If you are having brain stereotactic radiosurgery, you remain awake during the procedure. Since this surgery is painless and no cut is made, you won't have pain medicine. You may have a medicine to help you relax if you feel nervous. Your healthcare team places a headframe on your head and attaches it with four pins. This helps keep your head still and guides the radiation beams during the procedure. Then, strong beams of radiation are pointed directly at the tumor to destroy it.
After brain tumor surgery
Right after brain tumor surgery, you go to a recovery room. You'll likely be in a special recovery unit for people who have had brain surgery. You'll still be hooked up to machines that monitor your breathing, heart rate and other vital signs. You may have a bandage over your head if the surgeon had to make a cut. You will likely have a needle in a vein in your hand or arm, called an IV, to deliver fluids and medicines. You may have a drain placed in your skull to allow extra fluid to flow out.

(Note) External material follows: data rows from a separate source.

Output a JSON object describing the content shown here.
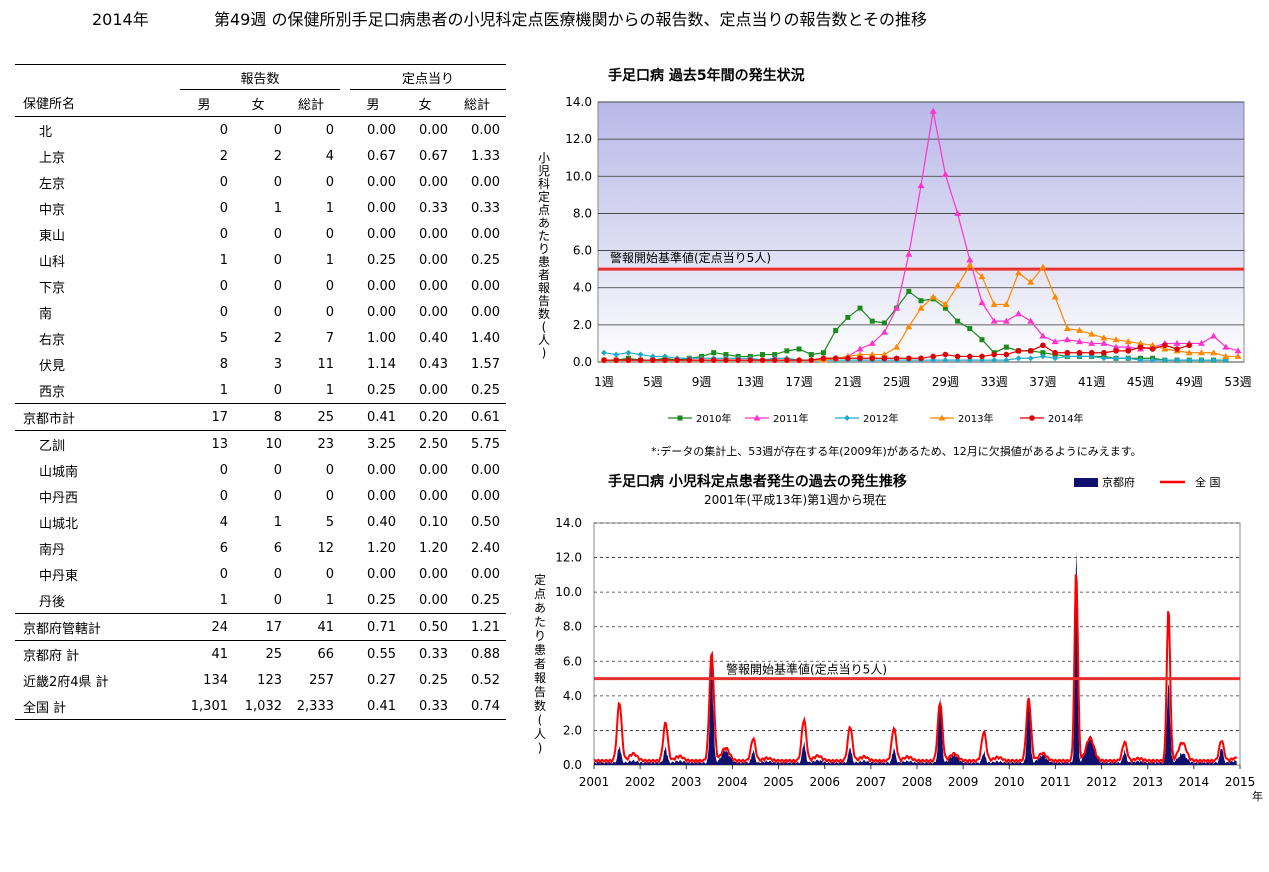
{
  "header": {
    "year": "2014年",
    "title": "第49週 の保健所別手足口病患者の小児科定点医療機関からの報告数、定点当りの報告数とその推移"
  },
  "table": {
    "group_reports": "報告数",
    "group_per_site": "定点当り",
    "col_name": "保健所名",
    "col_male": "男",
    "col_female": "女",
    "col_total": "総計",
    "rows": [
      {
        "name": "北",
        "m": "0",
        "f": "0",
        "t": "0",
        "pm": "0.00",
        "pf": "0.00",
        "pt": "0.00",
        "indent": true
      },
      {
        "name": "上京",
        "m": "2",
        "f": "2",
        "t": "4",
        "pm": "0.67",
        "pf": "0.67",
        "pt": "1.33",
        "indent": true
      },
      {
        "name": "左京",
        "m": "0",
        "f": "0",
        "t": "0",
        "pm": "0.00",
        "pf": "0.00",
        "pt": "0.00",
        "indent": true
      },
      {
        "name": "中京",
        "m": "0",
        "f": "1",
        "t": "1",
        "pm": "0.00",
        "pf": "0.33",
        "pt": "0.33",
        "indent": true
      },
      {
        "name": "東山",
        "m": "0",
        "f": "0",
        "t": "0",
        "pm": "0.00",
        "pf": "0.00",
        "pt": "0.00",
        "indent": true
      },
      {
        "name": "山科",
        "m": "1",
        "f": "0",
        "t": "1",
        "pm": "0.25",
        "pf": "0.00",
        "pt": "0.25",
        "indent": true
      },
      {
        "name": "下京",
        "m": "0",
        "f": "0",
        "t": "0",
        "pm": "0.00",
        "pf": "0.00",
        "pt": "0.00",
        "indent": true
      },
      {
        "name": "南",
        "m": "0",
        "f": "0",
        "t": "0",
        "pm": "0.00",
        "pf": "0.00",
        "pt": "0.00",
        "indent": true
      },
      {
        "name": "右京",
        "m": "5",
        "f": "2",
        "t": "7",
        "pm": "1.00",
        "pf": "0.40",
        "pt": "1.40",
        "indent": true
      },
      {
        "name": "伏見",
        "m": "8",
        "f": "3",
        "t": "11",
        "pm": "1.14",
        "pf": "0.43",
        "pt": "1.57",
        "indent": true
      },
      {
        "name": "西京",
        "m": "1",
        "f": "0",
        "t": "1",
        "pm": "0.25",
        "pf": "0.00",
        "pt": "0.25",
        "indent": true
      },
      {
        "name": "京都市計",
        "m": "17",
        "f": "8",
        "t": "25",
        "pm": "0.41",
        "pf": "0.20",
        "pt": "0.61",
        "indent": false,
        "line_above": true,
        "line_below": true
      },
      {
        "name": "乙訓",
        "m": "13",
        "f": "10",
        "t": "23",
        "pm": "3.25",
        "pf": "2.50",
        "pt": "5.75",
        "indent": true
      },
      {
        "name": "山城南",
        "m": "0",
        "f": "0",
        "t": "0",
        "pm": "0.00",
        "pf": "0.00",
        "pt": "0.00",
        "indent": true
      },
      {
        "name": "中丹西",
        "m": "0",
        "f": "0",
        "t": "0",
        "pm": "0.00",
        "pf": "0.00",
        "pt": "0.00",
        "indent": true
      },
      {
        "name": "山城北",
        "m": "4",
        "f": "1",
        "t": "5",
        "pm": "0.40",
        "pf": "0.10",
        "pt": "0.50",
        "indent": true
      },
      {
        "name": "南丹",
        "m": "6",
        "f": "6",
        "t": "12",
        "pm": "1.20",
        "pf": "1.20",
        "pt": "2.40",
        "indent": true
      },
      {
        "name": "中丹東",
        "m": "0",
        "f": "0",
        "t": "0",
        "pm": "0.00",
        "pf": "0.00",
        "pt": "0.00",
        "indent": true
      },
      {
        "name": "丹後",
        "m": "1",
        "f": "0",
        "t": "1",
        "pm": "0.25",
        "pf": "0.00",
        "pt": "0.25",
        "indent": true
      },
      {
        "name": "京都府管轄計",
        "m": "24",
        "f": "17",
        "t": "41",
        "pm": "0.71",
        "pf": "0.50",
        "pt": "1.21",
        "indent": false,
        "line_above": true,
        "line_below": true
      },
      {
        "name": "京都府 計",
        "m": "41",
        "f": "25",
        "t": "66",
        "pm": "0.55",
        "pf": "0.33",
        "pt": "0.88",
        "indent": false
      },
      {
        "name": "近畿2府4県 計",
        "m": "134",
        "f": "123",
        "t": "257",
        "pm": "0.27",
        "pf": "0.25",
        "pt": "0.52",
        "indent": false
      },
      {
        "name": "全国 計",
        "m": "1,301",
        "f": "1,032",
        "t": "2,333",
        "pm": "0.41",
        "pf": "0.33",
        "pt": "0.74",
        "indent": false,
        "line_below": true
      }
    ]
  },
  "colors": {
    "y2010": "#1a8a1a",
    "y2011": "#ff33cc",
    "y2012": "#22aacc",
    "y2013": "#ff8800",
    "y2014": "#dd0000",
    "alert": "#e83030",
    "kyoto": "#10106e",
    "national": "#ff0000"
  },
  "chart_data": [
    {
      "type": "line",
      "title": "手足口病 過去5年間の発生状況",
      "ylabel": "小児科定点あたり患者報告数(人)",
      "ylim": [
        0,
        14
      ],
      "y_ticks": [
        "0.0",
        "2.0",
        "4.0",
        "6.0",
        "8.0",
        "10.0",
        "12.0",
        "14.0"
      ],
      "x_ticks": [
        "1週",
        "5週",
        "9週",
        "13週",
        "17週",
        "21週",
        "25週",
        "29週",
        "33週",
        "37週",
        "41週",
        "45週",
        "49週",
        "53週"
      ],
      "x_tick_weeks": [
        1,
        5,
        9,
        13,
        17,
        21,
        25,
        29,
        33,
        37,
        41,
        45,
        49,
        53
      ],
      "threshold": {
        "value": 5,
        "label": "警報開始基準値(定点当り5人)"
      },
      "footnote": "*:データの集計上、53週が存在する年(2009年)があるため、12月に欠損値があるようにみえます。",
      "series": [
        {
          "name": "2010年",
          "values": [
            0.1,
            0.1,
            0.2,
            0.1,
            0.1,
            0.2,
            0.1,
            0.2,
            0.3,
            0.5,
            0.4,
            0.3,
            0.3,
            0.4,
            0.4,
            0.6,
            0.7,
            0.4,
            0.5,
            1.7,
            2.4,
            2.9,
            2.2,
            2.1,
            2.9,
            3.8,
            3.3,
            3.4,
            2.9,
            2.2,
            1.8,
            1.2,
            0.5,
            0.8,
            0.6,
            0.6,
            0.5,
            0.4,
            0.3,
            0.3,
            0.3,
            0.3,
            0.2,
            0.2,
            0.2,
            0.2,
            0.1,
            0.1,
            0.1,
            0.1,
            0.1,
            0.1
          ]
        },
        {
          "name": "2011年",
          "values": [
            0.1,
            0.1,
            0.1,
            0.1,
            0.1,
            0.1,
            0.1,
            0.1,
            0.1,
            0.1,
            0.1,
            0.1,
            0.1,
            0.1,
            0.1,
            0.1,
            0.1,
            0.1,
            0.2,
            0.2,
            0.3,
            0.7,
            1.0,
            1.6,
            2.9,
            5.8,
            9.5,
            13.5,
            10.1,
            8.0,
            5.5,
            3.2,
            2.2,
            2.2,
            2.6,
            2.2,
            1.4,
            1.1,
            1.2,
            1.1,
            1.0,
            1.0,
            0.8,
            0.8,
            0.7,
            0.8,
            1.0,
            1.0,
            1.0,
            1.0,
            1.4,
            0.8,
            0.6
          ]
        },
        {
          "name": "2012年",
          "values": [
            0.5,
            0.4,
            0.5,
            0.4,
            0.3,
            0.3,
            0.2,
            0.2,
            0.2,
            0.2,
            0.2,
            0.2,
            0.2,
            0.1,
            0.2,
            0.2,
            0.1,
            0.1,
            0.1,
            0.1,
            0.1,
            0.1,
            0.1,
            0.1,
            0.1,
            0.1,
            0.1,
            0.1,
            0.1,
            0.1,
            0.1,
            0.1,
            0.1,
            0.1,
            0.2,
            0.2,
            0.3,
            0.2,
            0.3,
            0.3,
            0.3,
            0.2,
            0.2,
            0.2,
            0.1,
            0.1,
            0.1,
            0.1,
            0.1,
            0.1,
            0.1,
            0.1
          ]
        },
        {
          "name": "2013年",
          "values": [
            0.1,
            0.1,
            0.1,
            0.1,
            0.1,
            0.1,
            0.1,
            0.1,
            0.1,
            0.1,
            0.1,
            0.1,
            0.1,
            0.1,
            0.1,
            0.1,
            0.1,
            0.1,
            0.1,
            0.2,
            0.3,
            0.4,
            0.4,
            0.4,
            0.8,
            1.9,
            2.9,
            3.5,
            3.1,
            4.1,
            5.2,
            4.6,
            3.1,
            3.1,
            4.8,
            4.3,
            5.1,
            3.5,
            1.8,
            1.7,
            1.5,
            1.3,
            1.2,
            1.1,
            1.0,
            0.9,
            0.7,
            0.6,
            0.5,
            0.5,
            0.5,
            0.3,
            0.3
          ]
        },
        {
          "name": "2014年",
          "values": [
            0.1,
            0.1,
            0.1,
            0.1,
            0.1,
            0.1,
            0.1,
            0.1,
            0.1,
            0.1,
            0.1,
            0.1,
            0.1,
            0.1,
            0.1,
            0.1,
            0.1,
            0.1,
            0.2,
            0.2,
            0.2,
            0.2,
            0.2,
            0.2,
            0.2,
            0.2,
            0.2,
            0.3,
            0.4,
            0.3,
            0.3,
            0.3,
            0.4,
            0.4,
            0.6,
            0.6,
            0.9,
            0.5,
            0.5,
            0.5,
            0.5,
            0.5,
            0.6,
            0.6,
            0.8,
            0.7,
            0.9,
            0.7,
            0.9
          ]
        }
      ]
    },
    {
      "type": "area",
      "title": "手足口病 小児科定点患者発生の過去の発生推移",
      "subtitle": "2001年(平成13年)第1週から現在",
      "ylabel": "定点あたり患者報告数(人)",
      "xlabel": "年",
      "ylim": [
        0,
        14
      ],
      "xlim": [
        2001,
        2015
      ],
      "y_ticks": [
        "0.0",
        "2.0",
        "4.0",
        "6.0",
        "8.0",
        "10.0",
        "12.0",
        "14.0"
      ],
      "x_ticks": [
        "2001",
        "2002",
        "2003",
        "2004",
        "2005",
        "2006",
        "2007",
        "2008",
        "2009",
        "2010",
        "2011",
        "2012",
        "2013",
        "2014",
        "2015"
      ],
      "threshold": {
        "value": 5,
        "label": "警報開始基準値(定点当り5人)"
      },
      "legend": [
        "京都府",
        "全 国"
      ],
      "kyoto_peaks": [
        [
          2001.55,
          1.1
        ],
        [
          2002.55,
          1.0
        ],
        [
          2003.55,
          6.6
        ],
        [
          2004.45,
          0.8
        ],
        [
          2005.55,
          1.3
        ],
        [
          2006.55,
          1.0
        ],
        [
          2007.5,
          0.9
        ],
        [
          2008.5,
          4.0
        ],
        [
          2009.45,
          0.7
        ],
        [
          2010.42,
          4.0
        ],
        [
          2011.45,
          13.8
        ],
        [
          2012.5,
          0.8
        ],
        [
          2013.45,
          5.0
        ],
        [
          2014.6,
          1.0
        ]
      ],
      "national_peaks": [
        [
          2001.55,
          3.4
        ],
        [
          2002.55,
          2.2
        ],
        [
          2003.55,
          6.2
        ],
        [
          2004.45,
          1.3
        ],
        [
          2005.55,
          2.4
        ],
        [
          2006.55,
          2.0
        ],
        [
          2007.5,
          1.9
        ],
        [
          2008.5,
          3.4
        ],
        [
          2009.45,
          1.7
        ],
        [
          2010.42,
          3.6
        ],
        [
          2011.45,
          11.0
        ],
        [
          2012.5,
          1.1
        ],
        [
          2013.45,
          8.8
        ],
        [
          2014.6,
          1.2
        ]
      ]
    }
  ]
}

You have medicines to help you manage your pain. You may get other medicines to help reduce your risk of infection, manage swelling or prevent seizures. Your healthcare team watches you during recovery to look for complications such as bleeding, seizures or infection.
You get up and walk around as soon as possible after brain tumor surgery, usually the same day or the next day.
You may have an imaging test, such as a brain MRI or brain CT, to check for swelling and other concerns after surgery.
You will likely need to stay in the hospital for a while after your surgery. How long depends on the type of surgery you had and how well you are recovering. Hospital stays can range from a few days to a week.
Recovery at home
Once you can go home, it may take several weeks of rest before you can get back to your typical daily activities. Avoid lifting heavy things and doing vigorous exercises and activities.
If you have a wound from the surgery, your healthcare professional shows you how to take care of it and tells you about any signs of infection to watch for.
You may need rehabilitative therapy after brain tumor surgery to help your body get back to its previous strength and function. Therapy can include physical therapy or speech therapy.
Results
Results of brain tumor surgery depend on the goals and reason for the surgery. Results can include:
- Complete removal of the tumor.
- Partial removal of the tumor.
- Relief of symptoms such as hearing or vision loss, dizziness, seizures, or headaches.
- Diagnosis of the type and stage of tumor if your surgery was a biopsy to collect and study a sample of the tumor.
You may need additional treatment after brain tumor surgery. This may include chemotherapy or radiation therapy to destroy any remaining cancer cells.
Prognosis after brain tumor surgery
Prognosis depends on the type and stage of tumor and other factors such as your age and overall health. Noncancerous tumors, also called benign tumors, usually have a very good prognosis after brain tumor surgery. The prognosis for malignant or cancerous tumors varies widely.